Finnish investigators believe that the pipeline was cut by the Newnew Polar Bear’s anchor. A spokeswoman for the Finnish investigation authority said that the ship’s Chinese owners were collaborating with investigators and that the probe sought to determine whether the rupture was an accident, the result of negligence, or a deliberate act of sabotage.

The owner of the ship, Hainan Xin Xin Yang Shipping, didn’t respond to a request for comment.

Immediately after the pipeline was cut, Finnish officials identified the ship as a potential culprit, but they were unable to search it because it was in international waters.

A Finnish official familiar with the investigation said investigators are unlikely to attribute responsibility at the end of the probe.

In Germany, officials and investigators say they suspect Russia could have been behind an attack on the railroad that temporarily halted all rail traffic in the north of the country in October 2022.

The rail attackers crippled both the railway’s main communication network and its backup by almost simultaneously severing two data cables located roughly 200 miles apart, investigators said. Whoever carried out the sabotage had detailed knowledge of the network, investigators said.

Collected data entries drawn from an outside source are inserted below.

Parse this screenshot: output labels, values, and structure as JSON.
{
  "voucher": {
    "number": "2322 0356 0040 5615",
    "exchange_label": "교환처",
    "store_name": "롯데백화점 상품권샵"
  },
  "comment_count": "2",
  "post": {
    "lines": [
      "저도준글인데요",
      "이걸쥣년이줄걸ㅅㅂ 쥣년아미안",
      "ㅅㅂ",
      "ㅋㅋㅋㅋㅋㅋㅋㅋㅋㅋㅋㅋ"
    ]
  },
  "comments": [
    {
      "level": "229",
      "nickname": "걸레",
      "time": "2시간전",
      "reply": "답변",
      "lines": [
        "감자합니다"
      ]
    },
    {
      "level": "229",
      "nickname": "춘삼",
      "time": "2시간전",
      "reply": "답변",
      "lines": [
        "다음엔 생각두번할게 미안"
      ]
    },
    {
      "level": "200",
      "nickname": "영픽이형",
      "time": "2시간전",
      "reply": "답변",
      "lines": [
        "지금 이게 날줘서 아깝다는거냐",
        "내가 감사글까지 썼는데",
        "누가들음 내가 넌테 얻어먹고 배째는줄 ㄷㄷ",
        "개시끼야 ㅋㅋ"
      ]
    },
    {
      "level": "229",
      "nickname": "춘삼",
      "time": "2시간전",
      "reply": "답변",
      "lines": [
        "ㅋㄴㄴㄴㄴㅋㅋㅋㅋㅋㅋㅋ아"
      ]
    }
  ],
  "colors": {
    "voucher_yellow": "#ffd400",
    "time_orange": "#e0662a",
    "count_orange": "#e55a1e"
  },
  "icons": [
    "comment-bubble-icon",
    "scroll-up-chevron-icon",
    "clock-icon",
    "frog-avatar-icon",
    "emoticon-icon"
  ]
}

“It smells like Russia. It looks like Russia,” a senior investigator said. This person said that the attack failed to cause greater public concern because it only disrupted traffic for around four hours, which he said was a relatively unexceptional disturbance for passengers using Germany’s delay-plagued rail system .

In January 2022, as Russia was positioning its forces to attack Ukraine, a Russian fishing trawler was detected traversing the icy waters above a major fiber-optic cable around the time it was cut. The cable carried data from SvalSat, one of the largest commercial satellite ground stations in the world, located on Norway’s Svalbard archipelago in the far north.

The cable carries data that is essential for internet traffic across Europe. Russia has in the past said that the West uses the facility to spy on marine traffic. A backup cable ensured continuous operation, albeit at a lower capacity.

The Russian trawler crisscrossed more than 100 times over the exact spot where the cable was cut, according to satellite traffic-monitoring data, said Ronny André Jørgensen, a prosecutor from the northern city of Tromsø who investigated the incident.

Footage from an underwater drone revealed that the seabed where the cable was cut had been plowed by a hard object, the tracks of which resemble the impact of the equipment carried by the Russian trawler Melkart 5. The captain of the ship was questioned but no evidence was found against him, and the company denied responsibility.

The owner of the trawler, Murman SeaFood, didn’t immediately respond to a request for comment.

“The bar for evidence in a criminal investigation is very high, and we have not been able to reach it,” Jørgensen said.

Jørgensen said that Russian fishing boats have been spotted over the area where another cable was cut off the coast of northwest Norway less than two months before the Svalbard incident. The cable, belonging to a local ocean observatory, was used to monitor marine life, but in theory could be used to trace the movement of ships and submarines, he said.